I ended up a year or so with a magazine subscription to The American Scholar. (It’s published by Phi Beta Kappa; I had nowhere near that academic track record, thus I sometimes feel like an outlier when I first open an issue.) However, it’s not as academically inclined as you might think; most of its articles and essays have to do with modern day social problems and issues, largely from the perspective of the authors. These are about equally parceled with articles on little known aspects of history.
Its writers’ perspectives is the ingredient that makes this mag worthwhile. All have some personal attachment to their subject matter, and that makes all the difference. Just this morning I read a newspaper article about a California pastor preaching that the 49 who were shot to death in Orlando’s Pulse nightclub “deserved what they got.” He kept using the term “homosexual” and “pedophile” interchangeably in his rant. Of course, in a community as extensive as the gay community, there may be a few pedophiles. But such a broad spectrum of humanity will also have conservative gays in committed relationships. Clearly this guy has no pastoral relationships with gays; thus he speaks of that community in the abstract.

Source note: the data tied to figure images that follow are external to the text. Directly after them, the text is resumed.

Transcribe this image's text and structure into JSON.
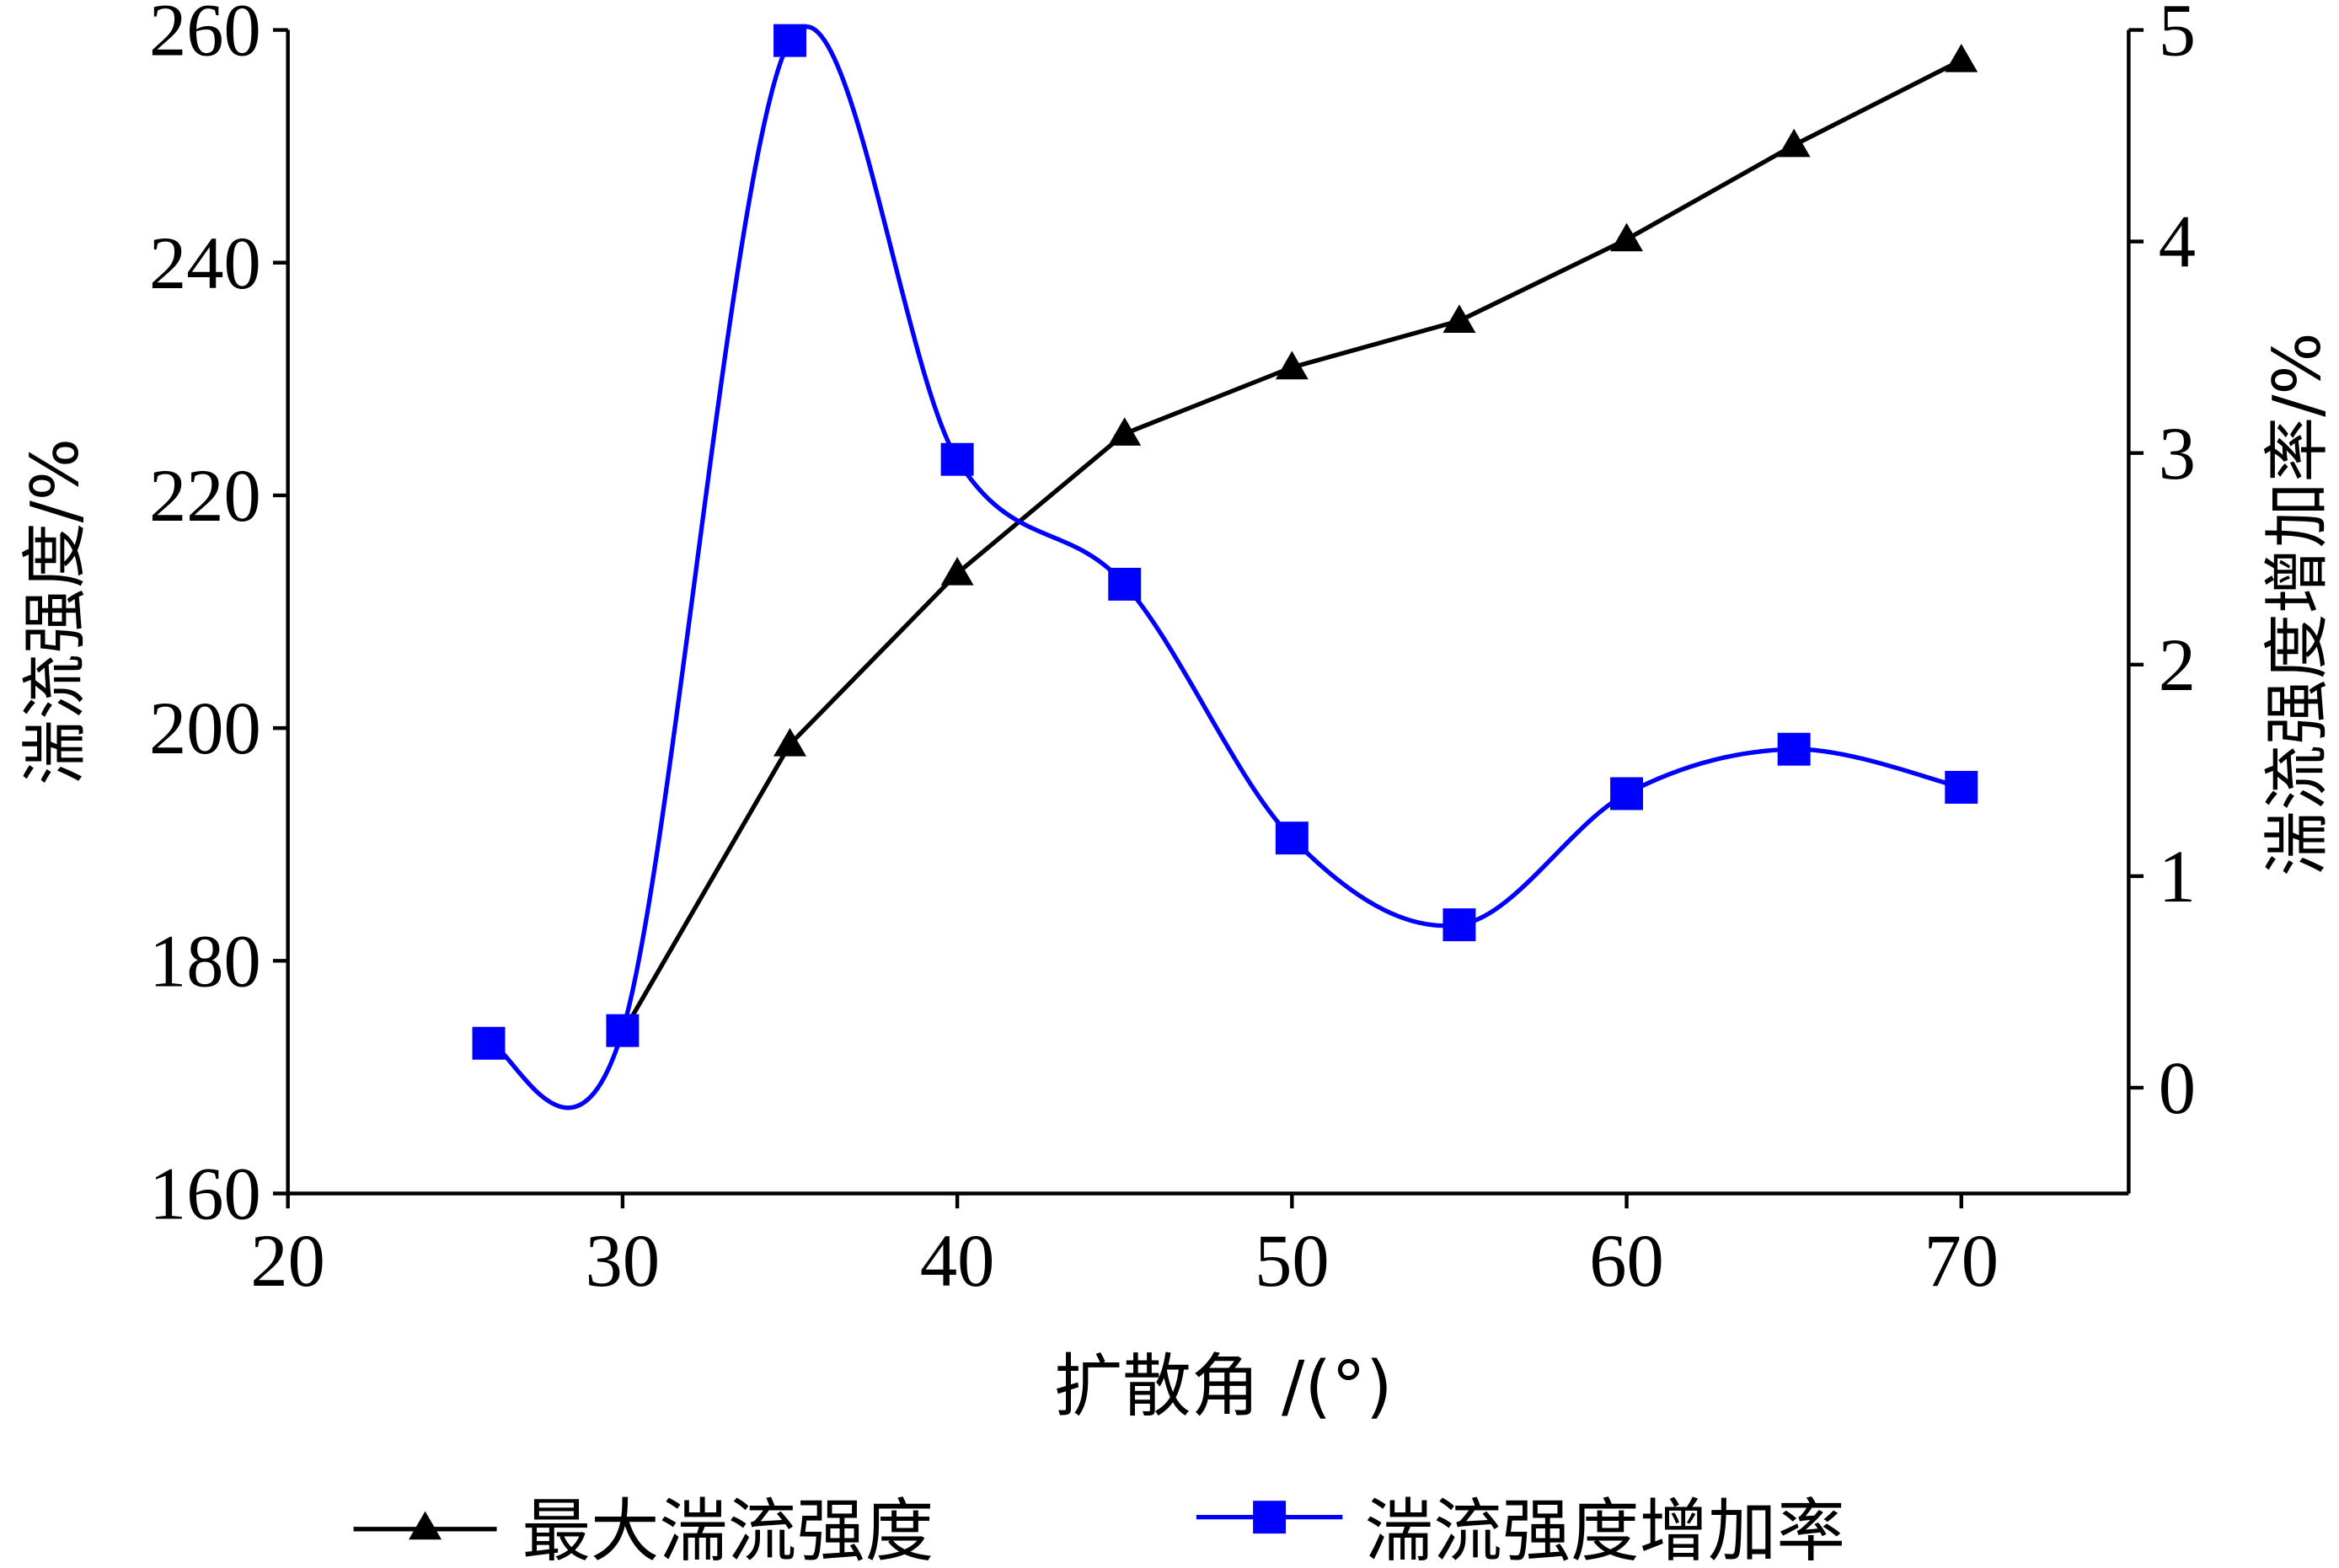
{
  "chart_data": {
    "type": "line",
    "xlabel": "扩散角 /(°)",
    "ylabel_left": "湍流强度/%",
    "ylabel_right": "湍流强度增加率/%",
    "xlim": [
      20,
      75
    ],
    "ylim_left": [
      160,
      260
    ],
    "ylim_right": [
      -0.5,
      5
    ],
    "x_ticks": [
      "20",
      "30",
      "40",
      "50",
      "60",
      "70"
    ],
    "x_tick_values": [
      20,
      30,
      40,
      50,
      60,
      70
    ],
    "y_left_ticks": [
      "160",
      "180",
      "200",
      "220",
      "240",
      "260"
    ],
    "y_left_tick_values": [
      160,
      180,
      200,
      220,
      240,
      260
    ],
    "y_right_ticks": [
      "0",
      "1",
      "2",
      "3",
      "4",
      "5"
    ],
    "y_right_tick_values": [
      0,
      1,
      2,
      3,
      4,
      5
    ],
    "grid": false,
    "legend_position": "bottom",
    "series": [
      {
        "name": "最大湍流强度",
        "axis": "left",
        "color": "#000000",
        "marker": "triangle",
        "smooth": false,
        "x": [
          30,
          35,
          40,
          45,
          50,
          55,
          60,
          65,
          70
        ],
        "y": [
          173.8,
          198.6,
          213.3,
          225.3,
          231.0,
          235.0,
          242.0,
          250.1,
          257.4
        ]
      },
      {
        "name": "湍流强度增加率",
        "axis": "right",
        "color": "#0000ff",
        "marker": "square",
        "smooth": true,
        "x": [
          26,
          30,
          35,
          40,
          45,
          50,
          55,
          60,
          65,
          70
        ],
        "y": [
          0.21,
          0.27,
          4.95,
          2.97,
          2.38,
          1.18,
          0.77,
          1.39,
          1.6,
          1.42
        ]
      }
    ]
  }
}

And take the presidential candidate who tosses off the possibility of using nukes in Europe, of giving nukes to previously fascistic national actors. Here again, this man knows little of the impact, both short and long term, of nukes on those using them as well as on those on which they’re to be used. To him, there’s little difference in a conventional bomb and a nuke – a man who knows nothing of the nuclear triad.

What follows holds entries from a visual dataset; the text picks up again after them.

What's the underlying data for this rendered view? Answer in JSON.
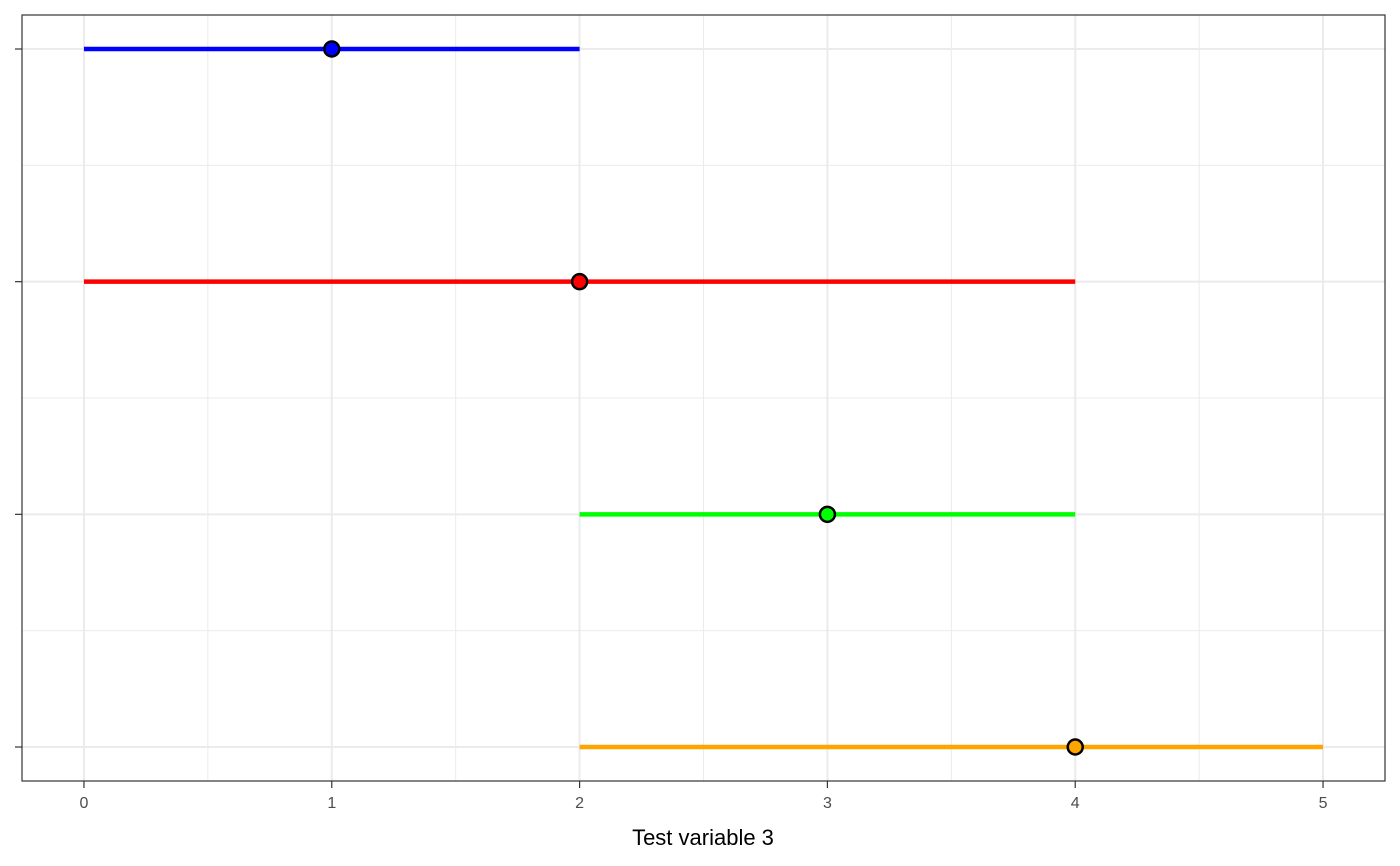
{
  "chart_data": {
    "type": "interval",
    "xlabel": "Test variable 3",
    "xlim": [
      -0.25,
      5.25
    ],
    "x_ticks": [
      0,
      1,
      2,
      3,
      4,
      5
    ],
    "grid": true,
    "rows": [
      {
        "low": 0,
        "high": 2,
        "point": 1,
        "color": "#0000FF"
      },
      {
        "low": 0,
        "high": 4,
        "point": 2,
        "color": "#FF0000"
      },
      {
        "low": 2,
        "high": 4,
        "point": 3,
        "color": "#00FF00"
      },
      {
        "low": 2,
        "high": 5,
        "point": 4,
        "color": "#FFA500"
      }
    ]
  }
}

These are but two contemporary examples of persons unfamiliar with social phenomena of their day, thus thinking and speaking of them as abstractions. And in both cases, thinking of them in this way, if acted on, can cause great harm.
Thus I listen when I read in The American Scholar of a man with extensive presence in our national parks. And of the wife of a journalist constantly present within the great national dramas of our Vietnam era. In an increasingly technological age, it’s easy to abstract everything. And it’s no great irony that finding information on life in its true nature still comes to us in print media.